4. Si a pesar de lo anterior no se obtiene el acatamiento, de oficio o a instancia de parte, deberá abrirse el incidente de inejecución de sentencia, acordando que en virtud de no haberse cumplido con la sentencia que otorgó la protección constitucional, se remite el asunto a la Suprema Corte para los efectos de la fracción XVI del artículo 107 de la Constitución, a saber, separar de su cargo a la autoridad contumaz y consignarla penalmente ante el Juez de Distrito que corresponda.
5. En la hipótesis de que ante una sentencia ejecutoria que otorgó el amparo y, en su caso, ante las gestiones de la autoridad judicial federal correspondiente para lograr su cumplimiento, la autoridad o autoridades obligadas al cumplimiento de la ejecutoria de amparo comuniquen que acataron la sentencia, el Juez de Distrito o el presidente del Tribunal Colegiado, según corresponda, deberán dictar un acuerdo dando vista al quejoso con ese informe, apercibiéndolo de que, de no desahogarlo dentro de un determinado plazo, resolverá si se dio o no cumplimiento, con apoyo en el referido informe y en los demás elementos con los que cuente.
6. Vencido el plazo otorgado, en el supuesto de que no se haya desahogado la vista, el funcionario judicial dictará un acuerdo, debidamente fundado y motivado, en el que decida si la sentencia de amparo fue cumplida o no lo fue.

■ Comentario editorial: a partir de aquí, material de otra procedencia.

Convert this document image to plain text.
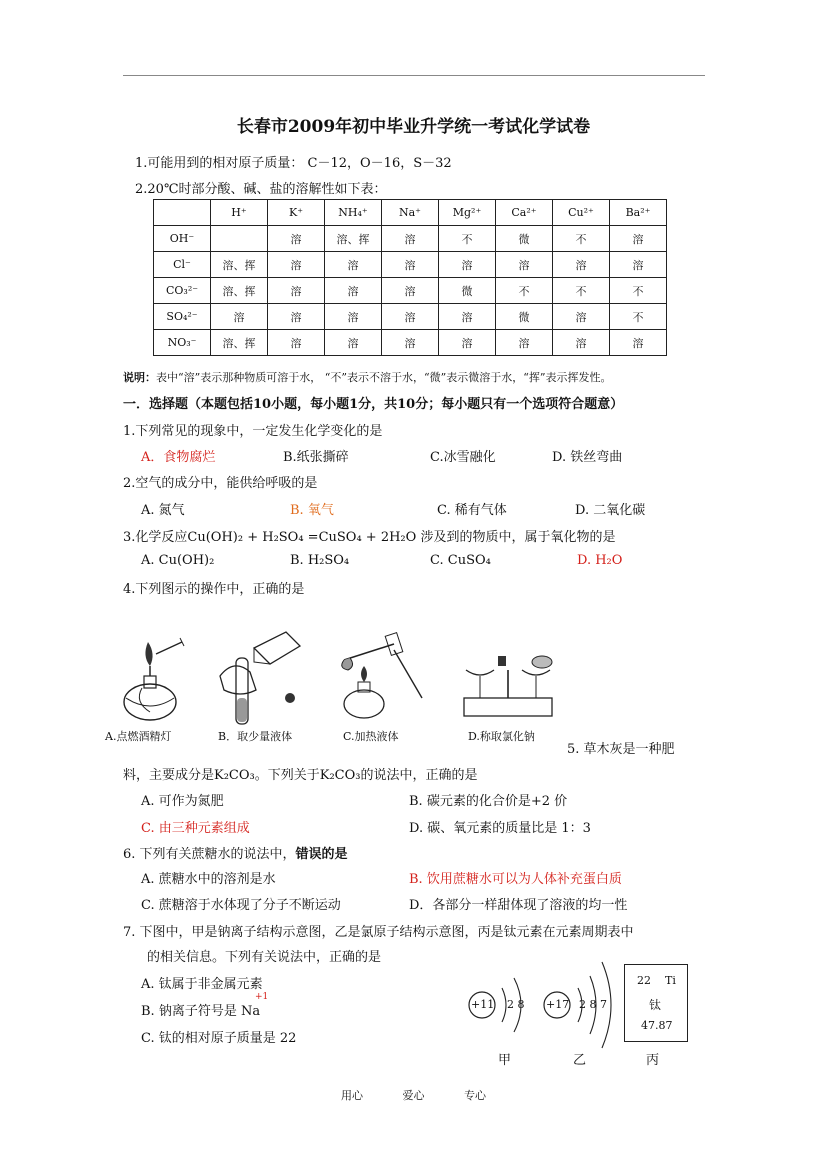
长春市2009年初中毕业升学统一考试化学试卷
1.可能用到的相对原子质量： C－12，O－16，S－32
2.20℃时部分酸、碱、盐的溶解性如下表：
	H⁺	K⁺	NH₄⁺	Na⁺	Mg²⁺	Ca²⁺	Cu²⁺	Ba²⁺
OH⁻		溶	溶、挥	溶	不	微	不	溶
Cl⁻	溶、挥	溶	溶	溶	溶	溶	溶	溶
CO₃²⁻	溶、挥	溶	溶	溶	微	不	不	不
SO₄²⁻	溶	溶	溶	溶	溶	微	溶	不
NO₃⁻	溶、挥	溶	溶	溶	溶	溶	溶	溶
说明：表中“溶”表示那种物质可溶于水， “不”表示不溶于水，“微”表示微溶于水，“挥”表示挥发性。
一．选择题（本题包括10小题，每小题1分，共10分；每小题只有一个选项符合题意）
1.下列常见的现象中，一定发生化学变化的是
A．食物腐烂	B.纸张撕碎	C.冰雪融化	D. 铁丝弯曲
2.空气的成分中，能供给呼吸的是
A. 氮气	B. 氧气	C. 稀有气体	D. 二氧化碳
3.化学反应Cu(OH)₂ + H₂SO₄ =CuSO₄ + 2H₂O 涉及到的物质中，属于氧化物的是
A. Cu(OH)₂	B. H₂SO₄	C. CuSO₄	D. H₂O
4.下列图示的操作中，正确的是
A.点燃酒精灯	B．取少量液体	C.加热液体	D.称取氯化钠
5. 草木灰是一种肥
料，主要成分是K₂CO₃。下列关于K₂CO₃的说法中，正确的是
A. 可作为氮肥	B. 碳元素的化合价是+2 价
C. 由三种元素组成	D. 碳、氧元素的质量比是 1：3
6. 下列有关蔗糖水的说法中，错误的是
A. 蔗糖水中的溶剂是水	B. 饮用蔗糖水可以为人体补充蛋白质
C. 蔗糖溶于水体现了分子不断运动	D．各部分一样甜体现了溶液的均一性
7. 下图中，甲是钠离子结构示意图，乙是氯原子结构示意图，丙是钛元素在元素周期表中
的相关信息。下列有关说法中，正确的是
A. 钛属于非金属元素
B. 钠离子符号是 Na
+1
C. 钛的相对原子质量是 22
+11 2 8
甲
+17 2 8 7
乙
22 Ti
钛
47.87
丙
用心	爱心	专心
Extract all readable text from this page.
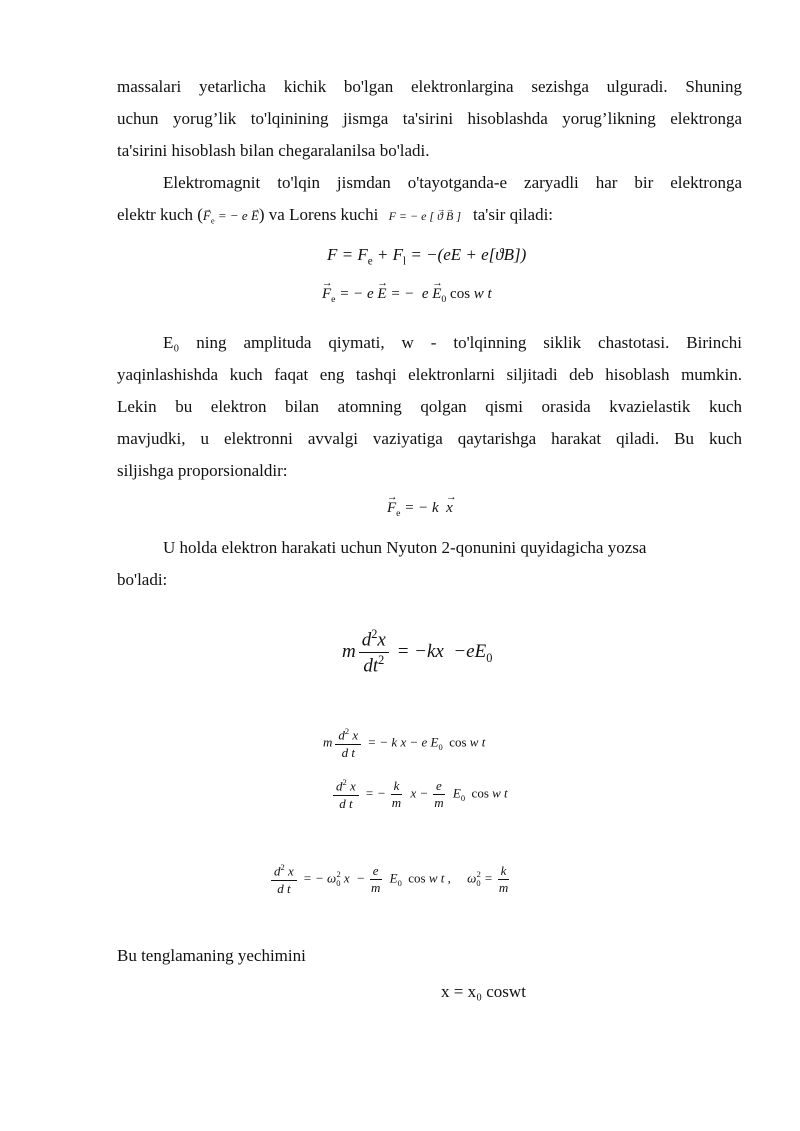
massalari yetarlicha kichik bo'lgan elektronlargina sezishga ulguradi. Shuning
uchun yorug’lik to'lqinining jismga ta'sirini hisoblashda yorug’likning elektronga
ta'sirini hisoblash bilan chegaralanilsa bo'ladi.
Elektromagnit to'lqin jismdan o'tayotganda-e zaryadli har bir elektronga
elektr kuch (→ $F_e$ = − e → E) va Lorens kuchi F = − e [ → ϑ → B ] ta'sir qiladi:
$F = F_e + F_l = -(eE + e[ϑB])$
→ $F_e$ = − e → E = −  $e \to E_0$ cos w t
E₀ ning amplituda qiymati, w - to'lqinning siklik chastotasi. Birinchi
yaqinlashishda kuch faqat eng tashqi elektronlarni siljitadi deb hisoblash mumkin.
Lekin bu elektron bilan atomning qolgan qismi orasida kvazielastik kuch
mavjudki, u elektronni avvalgi vaziyatiga qaytarishga harakat qiladi. Bu kuch
siljishga proporsionaldir:
→ $F_e$ = − k  → x
U holda elektron harakati uchun Nyuton 2-qonunini quyidagicha yozsa
bo'ladi:
m $\frac{d^2x}{dt^2} = -kx -eE_0$
m $\frac{d^2 x}{\text{d t}}$ = − k x − e $E_0$ cos w t
$\frac{d^2 x}{\text{d t}}$ = − $\frac{k}{m}$ $x - \frac{e}{m} E_0$ cos w t
$\frac{d^2 x}{\text{d t}}$ = − $\omega_0^2$ $x - \frac{e}{m} E_0$ cos w t ,     $\omega_0^2 = \frac{k}{m}$
Bu tenglamaning yechimini
x = x₀ coswt
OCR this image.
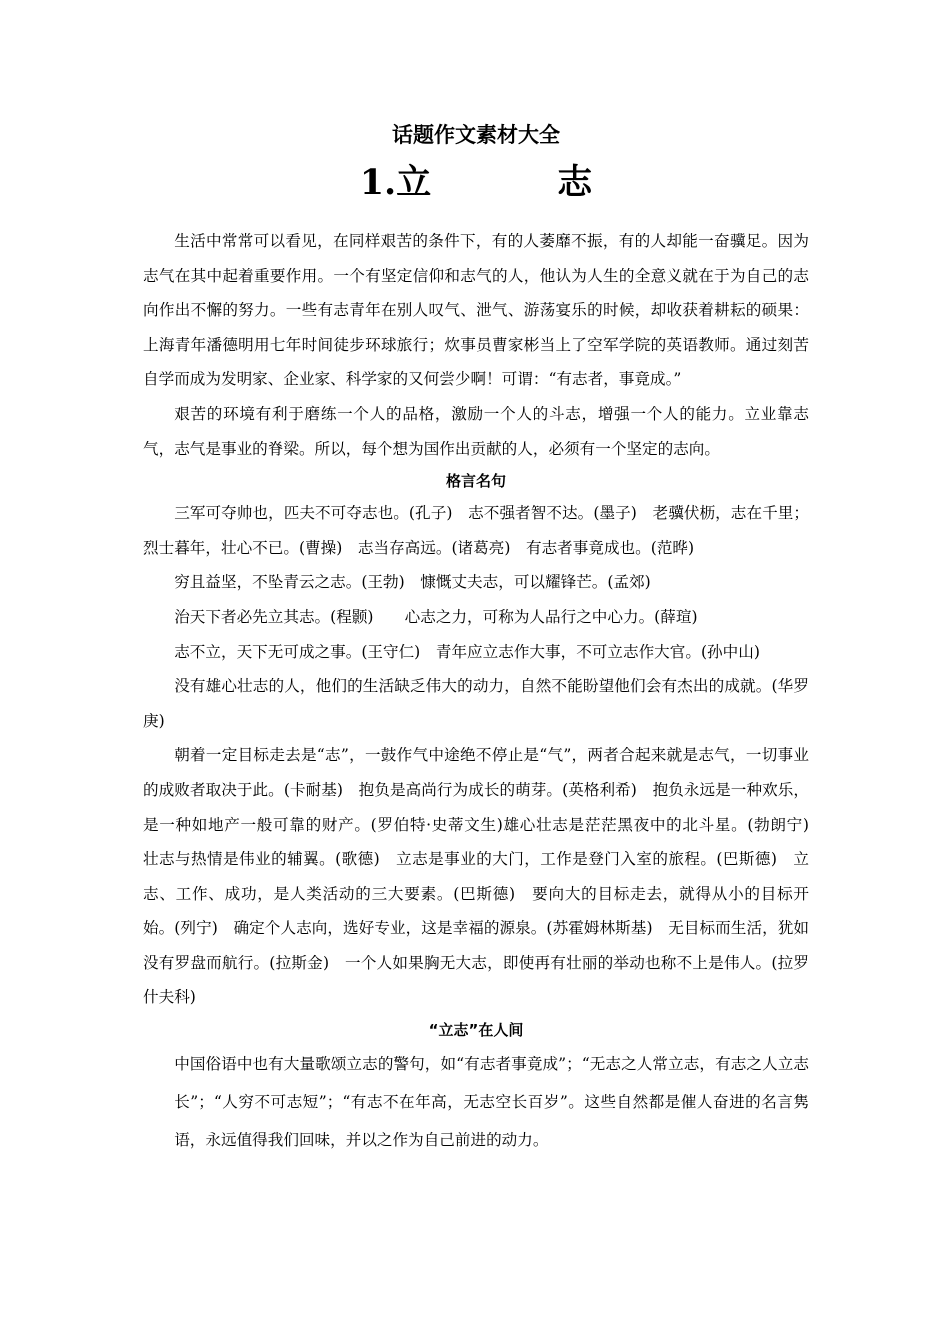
话题作文素材大全
1.立	志

生活中常常可以看见，在同样艰苦的条件下，有的人萎靡不振，有的人却能一奋骥足。因为志气在其中起着重要作用。一个有坚定信仰和志气的人，他认为人生的全意义就在于为自己的志向作出不懈的努力。一些有志青年在别人叹气、泄气、游荡宴乐的时候，却收获着耕耘的硕果：上海青年潘德明用七年时间徒步环球旅行；炊事员曹家彬当上了空军学院的英语教师。通过刻苦自学而成为发明家、企业家、科学家的又何尝少啊！可谓：“有志者，事竟成。”

艰苦的环境有利于磨练一个人的品格，激励一个人的斗志，增强一个人的能力。立业靠志气，志气是事业的脊梁。所以，每个想为国作出贡献的人，必须有一个坚定的志向。

格言名句

三军可夺帅也，匹夫不可夺志也。(孔子)　志不强者智不达。(墨子)　老骥伏枥，志在千里；烈士暮年，壮心不已。(曹操)　志当存高远。(诸葛亮)　有志者事竟成也。(范晔)

穷且益坚，不坠青云之志。(王勃)　慷慨丈夫志，可以耀锋芒。(孟郊)

治天下者必先立其志。(程颢)　　心志之力，可称为人品行之中心力。(薛瑄)

志不立，天下无可成之事。(王守仁)　青年应立志作大事，不可立志作大官。(孙中山)

没有雄心壮志的人，他们的生活缺乏伟大的动力，自然不能盼望他们会有杰出的成就。(华罗庚)

朝着一定目标走去是“志”，一鼓作气中途绝不停止是“气”，两者合起来就是志气，一切事业的成败者取决于此。(卡耐基)　抱负是高尚行为成长的萌芽。(英格利希)　抱负永远是一种欢乐，是一种如地产一般可靠的财产。(罗伯特·史蒂文生)雄心壮志是茫茫黑夜中的北斗星。(勃朗宁)　壮志与热情是伟业的辅翼。(歌德)　立志是事业的大门，工作是登门入室的旅程。(巴斯德)　立志、工作、成功，是人类活动的三大要素。(巴斯德)　要向大的目标走去，就得从小的目标开始。(列宁)　确定个人志向，选好专业，这是幸福的源泉。(苏霍姆林斯基)　无目标而生活，犹如没有罗盘而航行。(拉斯金)　一个人如果胸无大志，即使再有壮丽的举动也称不上是伟人。(拉罗什夫科)

“立志”在人间

中国俗语中也有大量歌颂立志的警句，如“有志者事竟成”；“无志之人常立志，有志之人立志长”；“人穷不可志短”；“有志不在年高，无志空长百岁”。这些自然都是催人奋进的名言隽语，永远值得我们回味，并以之作为自己前进的动力。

7. En el caso de que la determinación sea en el sentido de que no se ha cumplido la sentencia, el órgano jurisdiccional que haya conocido del juicio de amparo, ante la contumacia de la autoridad obligada al cumplimiento de la ejecutoria de amparo, al hacer caso omiso de los diversos requerimientos, remitirá el asunto a la Suprema Corte de Justicia de la Nación para los efectos de la fracción XVI del artículo 107 de la Constitución, a saber, separar de su cargo a la autoridad contumaz y consignarla penalmente ante el Juez de Distrito que corresponda.